3. Raising China-Africa Relations to a New Level
The key to the vitality of China-Africa relations is keeping abreast of the times and developing and innovating relationships. For more than half a century, at every critical juncture, the two sides have employed far-sighted vision and always succeeded in finding new common ground and growth drivers. At this new historical starting point, under the guidance of Xi Jinping Thought on Socialism with Chinese Characteristics for a New Era and Xi Jinping Thought on Foreign Affairs, China will adhere to the principles of sincerity, affinity, good faith and practical results, uphold the values of shared interests and the greater good, and work together with African countries to advance high-quality cooperation and build a China-Africa community of shared future.
– Laying a solid foundation for friendship and raising mutual political trust to a new level. China and Africa will maintain the momentum of high-level exchanges, expand friendly cooperation between political parties, legislative bodies, political advisory bodies, and local governments of the two sides. They will share governance ideas and development experience, and reinforce strategic communication and mutual trust. They will give full play to the positive role of think tanks, media, institutions of higher learning and non-governmental organizations, create a new model of multi-dimensional, multi-level and all-round cultural exchanges, strengthen people-to-people connectivity, and reinforce the traditional unbreakable China-Africa friendship.

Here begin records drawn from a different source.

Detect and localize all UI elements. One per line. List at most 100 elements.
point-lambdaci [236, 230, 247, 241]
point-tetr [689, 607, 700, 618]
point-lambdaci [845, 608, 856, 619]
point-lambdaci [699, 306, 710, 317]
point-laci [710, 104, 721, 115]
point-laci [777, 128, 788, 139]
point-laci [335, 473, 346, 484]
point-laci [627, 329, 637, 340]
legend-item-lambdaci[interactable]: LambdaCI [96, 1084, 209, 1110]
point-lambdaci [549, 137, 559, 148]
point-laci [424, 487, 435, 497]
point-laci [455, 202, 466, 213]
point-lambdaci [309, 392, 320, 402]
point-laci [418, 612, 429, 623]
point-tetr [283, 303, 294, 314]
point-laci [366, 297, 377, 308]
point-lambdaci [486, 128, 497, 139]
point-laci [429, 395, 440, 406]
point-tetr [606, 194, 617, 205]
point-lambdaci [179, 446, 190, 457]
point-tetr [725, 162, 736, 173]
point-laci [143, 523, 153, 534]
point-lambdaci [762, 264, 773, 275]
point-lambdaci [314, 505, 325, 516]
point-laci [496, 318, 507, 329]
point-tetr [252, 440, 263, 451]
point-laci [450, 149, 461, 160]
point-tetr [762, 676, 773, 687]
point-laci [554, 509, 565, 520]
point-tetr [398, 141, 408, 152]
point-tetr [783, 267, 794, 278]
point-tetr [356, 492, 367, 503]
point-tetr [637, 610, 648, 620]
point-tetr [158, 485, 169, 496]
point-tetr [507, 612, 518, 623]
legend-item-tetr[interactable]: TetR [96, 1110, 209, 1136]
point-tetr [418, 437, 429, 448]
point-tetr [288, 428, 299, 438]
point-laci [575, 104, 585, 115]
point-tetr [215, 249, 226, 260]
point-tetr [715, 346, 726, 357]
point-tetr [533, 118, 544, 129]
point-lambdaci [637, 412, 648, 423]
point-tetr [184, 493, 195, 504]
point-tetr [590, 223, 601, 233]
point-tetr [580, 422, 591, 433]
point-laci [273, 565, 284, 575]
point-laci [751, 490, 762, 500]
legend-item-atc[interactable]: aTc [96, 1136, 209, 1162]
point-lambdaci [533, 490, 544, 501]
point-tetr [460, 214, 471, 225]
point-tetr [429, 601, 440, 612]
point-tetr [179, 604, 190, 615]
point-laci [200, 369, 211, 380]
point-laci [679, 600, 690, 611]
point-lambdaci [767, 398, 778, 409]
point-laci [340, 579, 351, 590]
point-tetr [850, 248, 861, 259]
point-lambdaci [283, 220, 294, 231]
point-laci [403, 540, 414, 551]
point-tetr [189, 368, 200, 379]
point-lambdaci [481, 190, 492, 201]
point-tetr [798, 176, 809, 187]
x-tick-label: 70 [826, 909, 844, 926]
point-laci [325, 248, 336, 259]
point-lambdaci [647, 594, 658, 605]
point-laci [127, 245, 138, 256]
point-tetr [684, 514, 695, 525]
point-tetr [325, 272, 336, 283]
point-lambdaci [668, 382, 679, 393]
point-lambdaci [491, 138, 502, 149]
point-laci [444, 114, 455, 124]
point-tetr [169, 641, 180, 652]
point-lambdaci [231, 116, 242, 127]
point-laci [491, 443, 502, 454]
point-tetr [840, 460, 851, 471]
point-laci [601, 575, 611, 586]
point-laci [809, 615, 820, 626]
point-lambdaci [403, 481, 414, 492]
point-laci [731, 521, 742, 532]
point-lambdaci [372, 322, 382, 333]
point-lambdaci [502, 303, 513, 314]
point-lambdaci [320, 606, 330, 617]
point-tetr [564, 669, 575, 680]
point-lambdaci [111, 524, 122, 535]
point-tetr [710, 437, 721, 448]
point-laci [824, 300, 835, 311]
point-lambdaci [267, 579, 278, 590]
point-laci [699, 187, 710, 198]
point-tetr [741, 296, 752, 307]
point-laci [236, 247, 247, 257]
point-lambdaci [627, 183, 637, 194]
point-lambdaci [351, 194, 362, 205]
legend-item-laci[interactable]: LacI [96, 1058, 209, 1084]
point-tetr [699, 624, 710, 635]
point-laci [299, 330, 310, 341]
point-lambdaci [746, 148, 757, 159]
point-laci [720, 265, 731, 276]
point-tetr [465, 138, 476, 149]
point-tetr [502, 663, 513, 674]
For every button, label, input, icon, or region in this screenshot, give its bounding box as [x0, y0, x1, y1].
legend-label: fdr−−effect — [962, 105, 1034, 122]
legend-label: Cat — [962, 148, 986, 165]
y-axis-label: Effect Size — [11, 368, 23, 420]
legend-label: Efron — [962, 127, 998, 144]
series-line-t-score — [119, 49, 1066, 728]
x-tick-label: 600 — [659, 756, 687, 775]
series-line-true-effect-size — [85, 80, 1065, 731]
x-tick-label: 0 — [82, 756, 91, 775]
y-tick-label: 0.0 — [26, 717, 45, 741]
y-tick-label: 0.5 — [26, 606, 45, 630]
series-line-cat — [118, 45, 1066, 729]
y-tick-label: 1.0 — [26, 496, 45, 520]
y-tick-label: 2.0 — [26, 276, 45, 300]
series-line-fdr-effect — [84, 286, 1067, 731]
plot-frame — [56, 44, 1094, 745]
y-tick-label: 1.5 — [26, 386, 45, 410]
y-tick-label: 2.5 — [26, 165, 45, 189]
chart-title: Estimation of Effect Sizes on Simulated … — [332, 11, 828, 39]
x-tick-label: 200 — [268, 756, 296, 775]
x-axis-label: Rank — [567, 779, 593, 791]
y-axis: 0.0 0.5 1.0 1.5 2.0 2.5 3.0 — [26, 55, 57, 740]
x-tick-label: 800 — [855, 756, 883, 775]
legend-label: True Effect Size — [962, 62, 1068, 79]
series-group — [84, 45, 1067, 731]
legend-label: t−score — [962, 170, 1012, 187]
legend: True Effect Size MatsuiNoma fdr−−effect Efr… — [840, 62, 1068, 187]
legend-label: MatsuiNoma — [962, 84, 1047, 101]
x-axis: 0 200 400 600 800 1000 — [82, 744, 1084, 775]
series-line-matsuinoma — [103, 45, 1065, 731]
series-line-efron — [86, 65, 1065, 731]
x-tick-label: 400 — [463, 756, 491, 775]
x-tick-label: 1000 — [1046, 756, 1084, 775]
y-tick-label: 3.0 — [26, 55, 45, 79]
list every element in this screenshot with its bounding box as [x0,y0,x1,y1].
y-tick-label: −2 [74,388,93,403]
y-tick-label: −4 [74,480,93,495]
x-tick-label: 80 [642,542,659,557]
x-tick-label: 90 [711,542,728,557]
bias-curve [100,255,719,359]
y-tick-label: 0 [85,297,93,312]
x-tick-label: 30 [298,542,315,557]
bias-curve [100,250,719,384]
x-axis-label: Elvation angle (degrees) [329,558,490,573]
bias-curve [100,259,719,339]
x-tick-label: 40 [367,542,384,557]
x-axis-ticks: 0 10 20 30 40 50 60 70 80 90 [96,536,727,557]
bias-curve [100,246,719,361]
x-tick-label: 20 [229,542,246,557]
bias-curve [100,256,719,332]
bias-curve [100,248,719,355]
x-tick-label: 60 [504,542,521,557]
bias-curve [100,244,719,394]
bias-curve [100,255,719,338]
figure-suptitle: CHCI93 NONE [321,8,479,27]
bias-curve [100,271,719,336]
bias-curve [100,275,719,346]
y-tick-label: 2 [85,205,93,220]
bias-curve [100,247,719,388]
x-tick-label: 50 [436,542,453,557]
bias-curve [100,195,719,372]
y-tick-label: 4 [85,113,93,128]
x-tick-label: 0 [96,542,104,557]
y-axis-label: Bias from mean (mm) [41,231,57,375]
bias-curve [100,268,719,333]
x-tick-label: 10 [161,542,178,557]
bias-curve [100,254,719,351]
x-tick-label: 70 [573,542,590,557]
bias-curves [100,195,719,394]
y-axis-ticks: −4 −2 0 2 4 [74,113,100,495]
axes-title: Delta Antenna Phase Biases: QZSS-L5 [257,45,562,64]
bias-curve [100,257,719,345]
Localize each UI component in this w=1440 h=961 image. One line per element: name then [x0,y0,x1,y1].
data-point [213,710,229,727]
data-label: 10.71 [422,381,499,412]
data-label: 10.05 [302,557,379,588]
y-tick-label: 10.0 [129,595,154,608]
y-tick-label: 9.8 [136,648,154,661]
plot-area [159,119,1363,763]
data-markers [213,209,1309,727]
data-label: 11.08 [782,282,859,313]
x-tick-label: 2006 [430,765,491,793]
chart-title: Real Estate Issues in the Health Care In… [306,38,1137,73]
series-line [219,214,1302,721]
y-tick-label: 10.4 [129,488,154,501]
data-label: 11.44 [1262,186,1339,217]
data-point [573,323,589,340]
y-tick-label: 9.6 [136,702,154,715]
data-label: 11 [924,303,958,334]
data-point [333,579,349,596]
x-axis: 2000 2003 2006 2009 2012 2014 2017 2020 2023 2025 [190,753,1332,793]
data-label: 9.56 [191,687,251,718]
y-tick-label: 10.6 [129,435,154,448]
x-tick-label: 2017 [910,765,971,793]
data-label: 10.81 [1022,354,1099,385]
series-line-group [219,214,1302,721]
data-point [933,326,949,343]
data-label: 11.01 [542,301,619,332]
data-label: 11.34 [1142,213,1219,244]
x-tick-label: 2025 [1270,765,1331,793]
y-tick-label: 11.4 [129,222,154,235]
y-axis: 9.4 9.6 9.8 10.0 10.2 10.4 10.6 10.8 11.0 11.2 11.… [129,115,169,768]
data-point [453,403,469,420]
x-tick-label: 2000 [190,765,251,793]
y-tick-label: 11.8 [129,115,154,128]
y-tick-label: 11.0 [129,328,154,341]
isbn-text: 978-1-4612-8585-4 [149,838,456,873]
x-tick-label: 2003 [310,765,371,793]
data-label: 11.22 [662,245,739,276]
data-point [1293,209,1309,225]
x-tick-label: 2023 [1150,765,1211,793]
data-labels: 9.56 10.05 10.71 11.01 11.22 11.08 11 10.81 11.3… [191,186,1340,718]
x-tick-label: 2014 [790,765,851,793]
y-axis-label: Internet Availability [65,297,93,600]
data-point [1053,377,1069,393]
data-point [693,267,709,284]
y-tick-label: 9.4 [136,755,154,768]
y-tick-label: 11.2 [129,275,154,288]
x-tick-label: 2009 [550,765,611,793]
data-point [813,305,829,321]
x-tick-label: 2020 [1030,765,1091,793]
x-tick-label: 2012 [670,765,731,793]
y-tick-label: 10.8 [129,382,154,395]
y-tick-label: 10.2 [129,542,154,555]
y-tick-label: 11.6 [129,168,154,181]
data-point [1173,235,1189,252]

– Combating Covid-19 and building a China-Africa community of health for all. China will continue to provide anti-pandemic assistance to African countries, share its experience in coordinating routine epidemic prevention and control with social and economic development, and speed up cooperation with Africa on vaccines. China-Africa health cooperation is not a short-term measure, but a long-term and far-sighted strategy. It focuses on assisting Africa to improve its public health system and its capacity for controlling and preventing major communicable diseases, so as to promote a China-Africa community of health for all in the new era.
– Boosting common development and nurturing new drivers for expanding mutually beneficial cooperation. As China and Africa enter their new stages of development, the advantages of their complementarity have become more obvious and their mutually beneficial cooperation is marked by higher quality, greater impact, and brighter prospects. The two sides will actively support their respective businesses to tap cooperation potential, nurture new growth drivers such as e-commerce, 5G network and green economy, and expand cooperation in future-oriented key fields. They will support the Global Development Initiative and a global community of shared development, so as to achieve high-quality and sustainable common development to the benefit of the Chinese and African peoples.
– Promoting closer international cooperation to establish a fairer and more equitable international order. China and Africa are important forces in safeguarding the common interests of developing countries and in promoting world peace and development. The two sides will further strengthen strategic communication and coordination on international affairs, and firmly safeguard the democratization of international relations. They will make concerted efforts to tackle common challenges facing humanity by fighting epidemics, alleviating poverty, combating terrorism, and dealing with climate change. They will work together to uphold true multilateralism, the common interests of developing countries, the international system with the United Nations at the core, the international order underpinned by international law, and the basic norms governing international relations based on the purposes and principles of the UN Charter.